The script is by Mark Boal, a freelance journalist and scriptwriter who was embedded with an America bomb disposal squad in Iraq for two weeks.  Boal turned his experiences into a fictional reworking of real events and explained his objective in writing the script:

"The idea is that it's the first movie about the Iraq War that purports to show the experience of the soldiers. We wanted to show the kinds of things that soldiers go through that you can't see on CNN, and I don't mean that in a censorship-conspiracy way. I just mean the news doesn't actually put photographers in with units that are this elite."

Bigelow, who had previously worked with Boal when she turned one of his articles into a short-lived TV series, expanded on this: she aimed to explore “the psychology behind the type of soldier who volunteers for this particular conflict and then, because of his or her aptitude, is chosen and given the opportunity to go into bomb disarmament and goes forward [sic] what everybody else is running from.”

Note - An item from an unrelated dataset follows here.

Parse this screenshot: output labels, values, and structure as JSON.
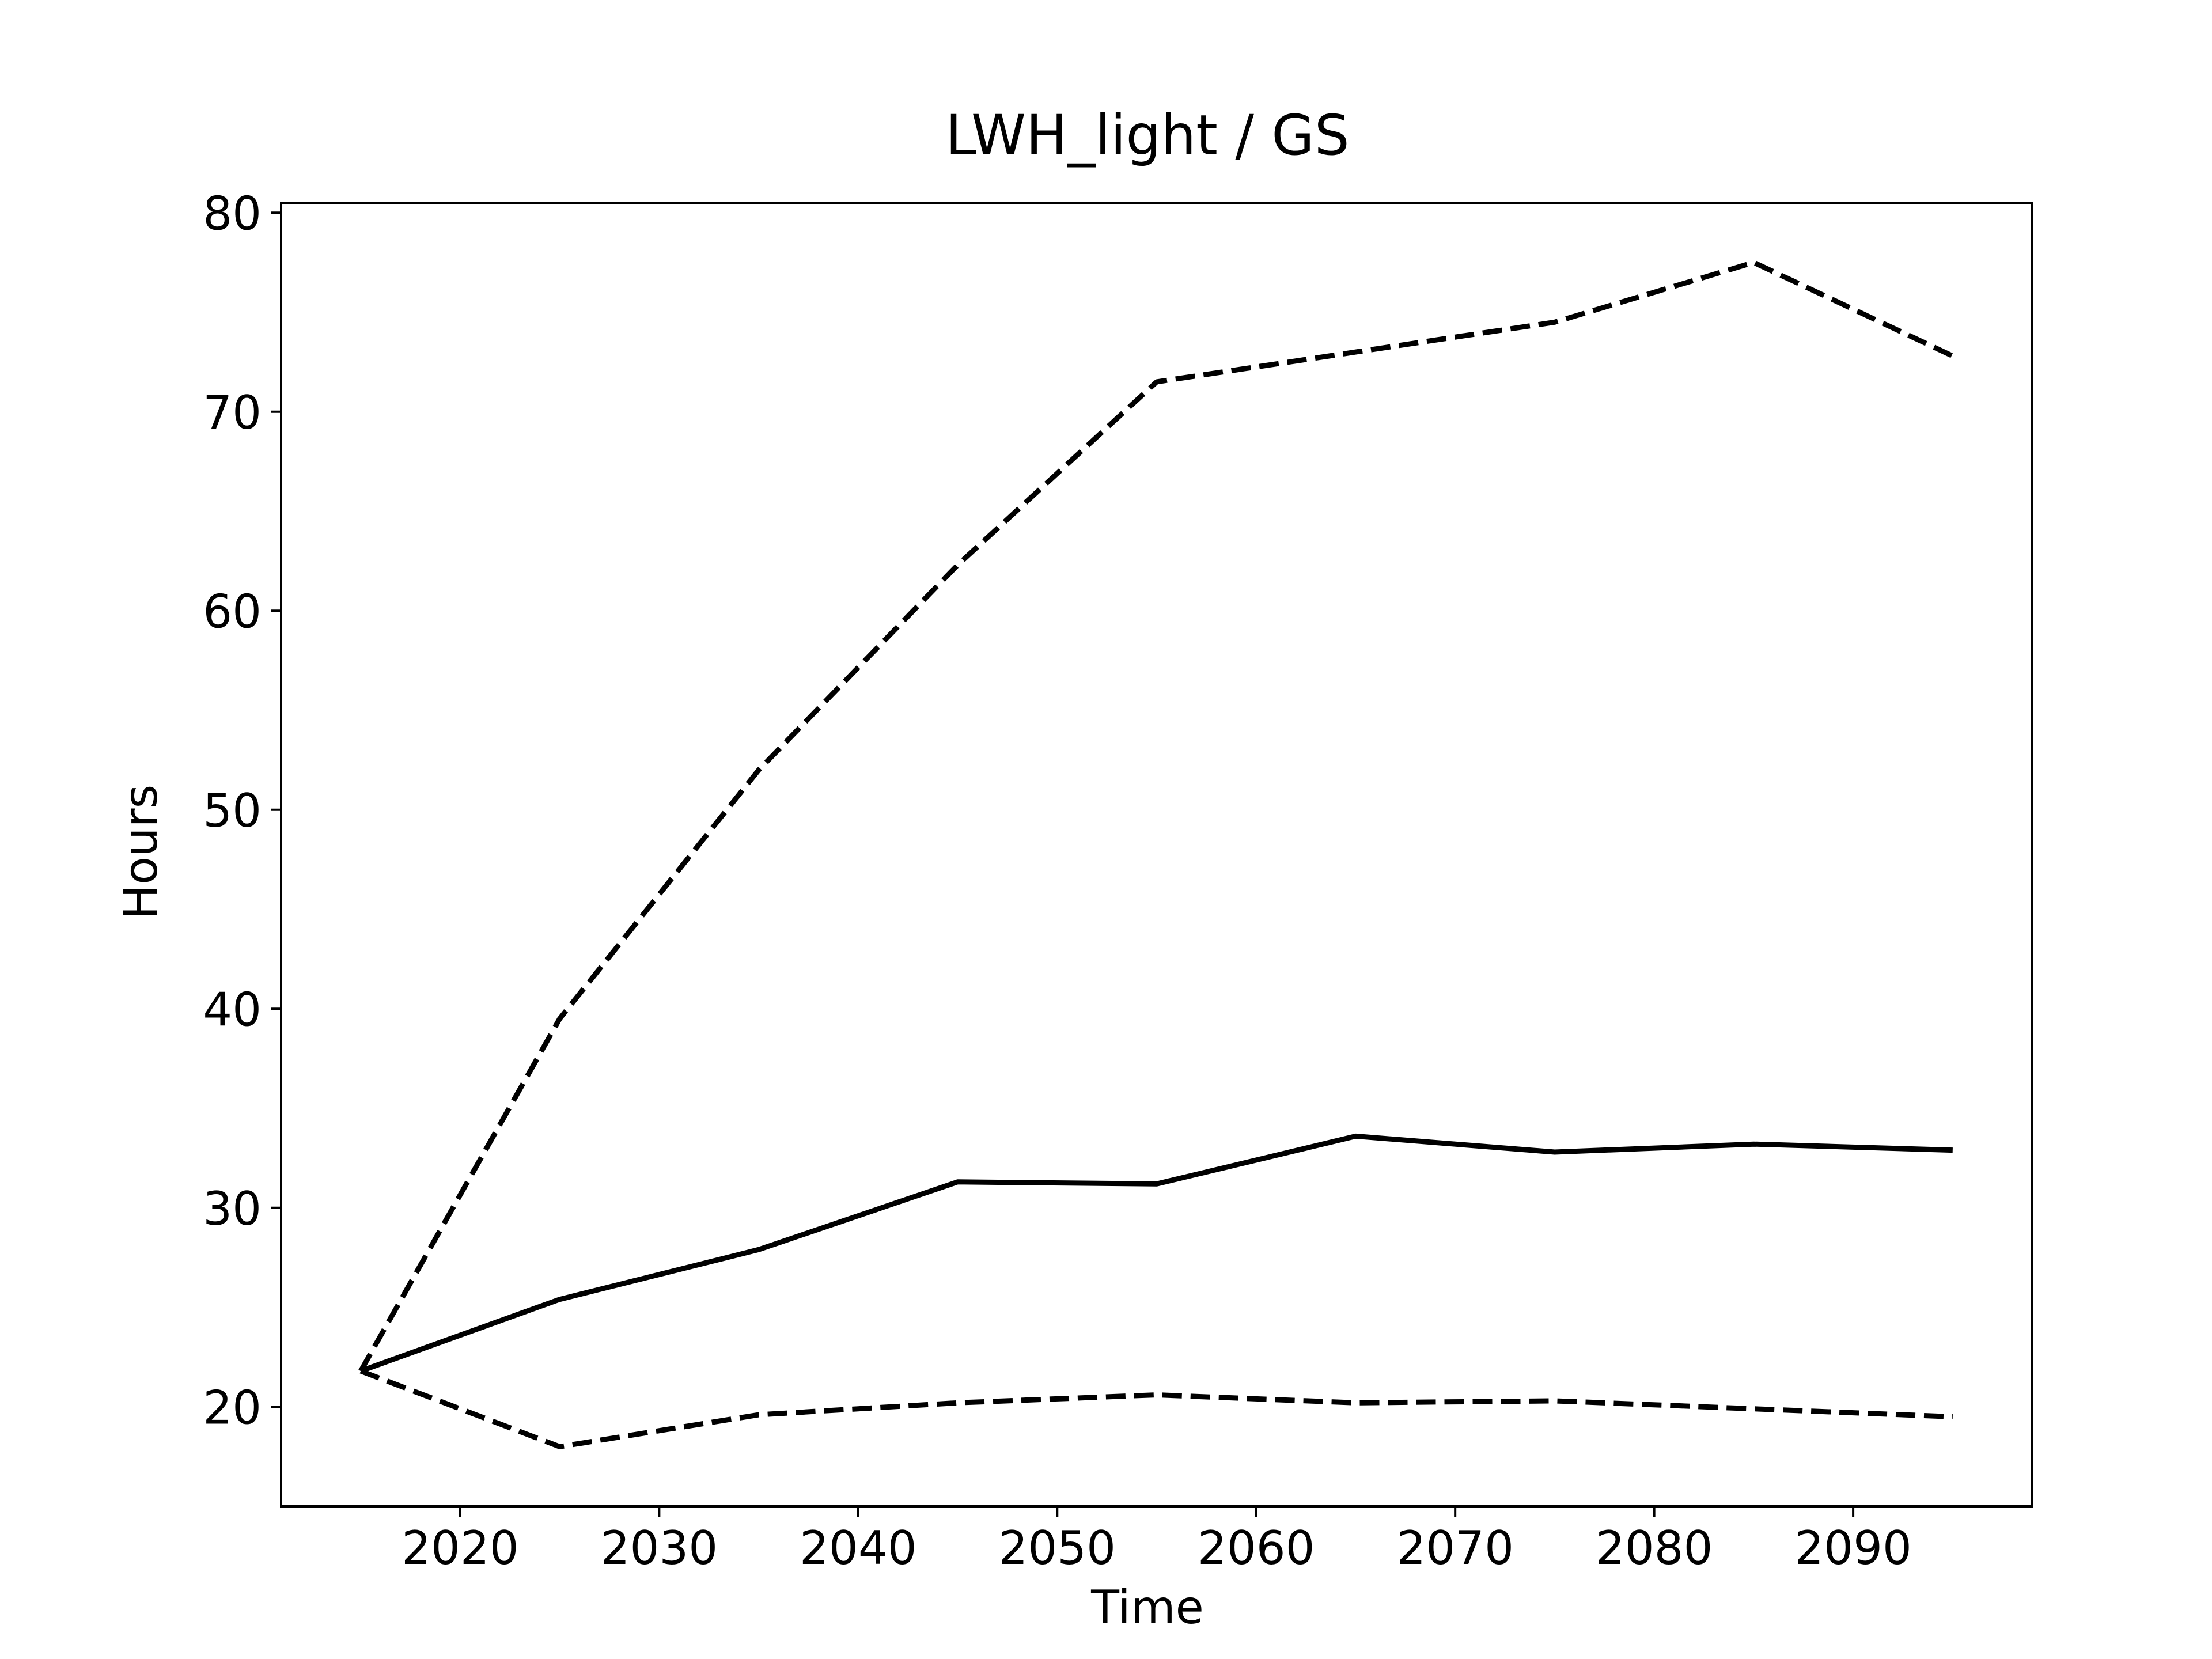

Most of the serious films that Hollywood had previously produced about Iraq such as Syriana (2005), Lion for Lambs (2007) and Rendition (2007) had been liberal-patriot multi-stranded stories set in Washington, the Middle East and elsewhere with big name stars in the leading roles. For The Hurt Locker, in addition to sole location of Baghdad and the surrounding area (but filmed in the sweltering heat of Jordan and Kuwait) Bigelow deliberately made a point of casting relatively unknown actors in the leading roles as “it underscored the tension because with the lack of familiarity also comes a sense of unpredictability”.

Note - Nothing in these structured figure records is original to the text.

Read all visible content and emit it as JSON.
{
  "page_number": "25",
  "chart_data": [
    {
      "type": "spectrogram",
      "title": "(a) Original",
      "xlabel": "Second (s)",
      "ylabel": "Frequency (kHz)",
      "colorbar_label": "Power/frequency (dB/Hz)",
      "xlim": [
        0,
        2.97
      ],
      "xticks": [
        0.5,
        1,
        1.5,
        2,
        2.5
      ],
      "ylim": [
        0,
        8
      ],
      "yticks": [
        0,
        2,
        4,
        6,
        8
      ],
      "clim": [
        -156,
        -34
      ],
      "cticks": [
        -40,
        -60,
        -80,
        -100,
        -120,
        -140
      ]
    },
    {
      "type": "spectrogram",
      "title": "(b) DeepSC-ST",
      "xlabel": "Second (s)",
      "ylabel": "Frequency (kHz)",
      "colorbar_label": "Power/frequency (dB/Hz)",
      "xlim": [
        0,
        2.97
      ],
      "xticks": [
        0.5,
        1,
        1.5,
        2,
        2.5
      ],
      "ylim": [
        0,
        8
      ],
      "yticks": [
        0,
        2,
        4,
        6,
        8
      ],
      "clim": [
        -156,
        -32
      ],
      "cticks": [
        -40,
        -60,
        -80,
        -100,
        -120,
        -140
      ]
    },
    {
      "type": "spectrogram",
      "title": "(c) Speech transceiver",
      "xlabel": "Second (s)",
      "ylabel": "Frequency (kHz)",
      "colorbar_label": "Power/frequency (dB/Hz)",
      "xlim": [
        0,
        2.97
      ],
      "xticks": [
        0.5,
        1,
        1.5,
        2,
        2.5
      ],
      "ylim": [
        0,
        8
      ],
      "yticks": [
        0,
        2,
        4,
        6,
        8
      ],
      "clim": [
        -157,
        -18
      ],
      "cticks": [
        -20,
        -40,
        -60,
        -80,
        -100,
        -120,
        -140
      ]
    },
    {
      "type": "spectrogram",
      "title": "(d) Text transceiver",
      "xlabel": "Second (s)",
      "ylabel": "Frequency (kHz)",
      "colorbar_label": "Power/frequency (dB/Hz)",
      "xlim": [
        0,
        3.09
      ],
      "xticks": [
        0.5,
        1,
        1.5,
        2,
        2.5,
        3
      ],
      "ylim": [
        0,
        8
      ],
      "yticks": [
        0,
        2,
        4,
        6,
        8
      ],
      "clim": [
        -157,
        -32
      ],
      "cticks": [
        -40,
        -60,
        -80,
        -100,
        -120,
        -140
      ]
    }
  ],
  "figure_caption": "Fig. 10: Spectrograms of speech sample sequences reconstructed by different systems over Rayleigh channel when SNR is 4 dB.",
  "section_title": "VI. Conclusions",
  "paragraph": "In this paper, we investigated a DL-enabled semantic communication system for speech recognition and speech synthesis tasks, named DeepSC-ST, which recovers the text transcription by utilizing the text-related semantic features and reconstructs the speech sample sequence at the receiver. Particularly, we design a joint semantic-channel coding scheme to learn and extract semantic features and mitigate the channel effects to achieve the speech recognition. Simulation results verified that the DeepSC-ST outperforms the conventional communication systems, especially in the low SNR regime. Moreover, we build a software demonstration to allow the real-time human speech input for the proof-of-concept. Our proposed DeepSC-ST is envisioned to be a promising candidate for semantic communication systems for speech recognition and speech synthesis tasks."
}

The Hurt Locker had its world premiere at the Venice Film Festival in September 2008 where it received a ten minute standing ovation at the end of its screening. It received many other festival screenings around the world but distributors were reluctant to buy it for screening in the US as previous films about the Iraq War had performed badly at the box office. The film eventually opened in the US in June 2009 in a few cinemas, and as such became eligible for consideration for the 2010 Oscars. Subsequently it was screened in more than 500 cinemas and received nine Oscar nominations and won six, including Best Director for Kathryn Bigelow, the first woman to win this award.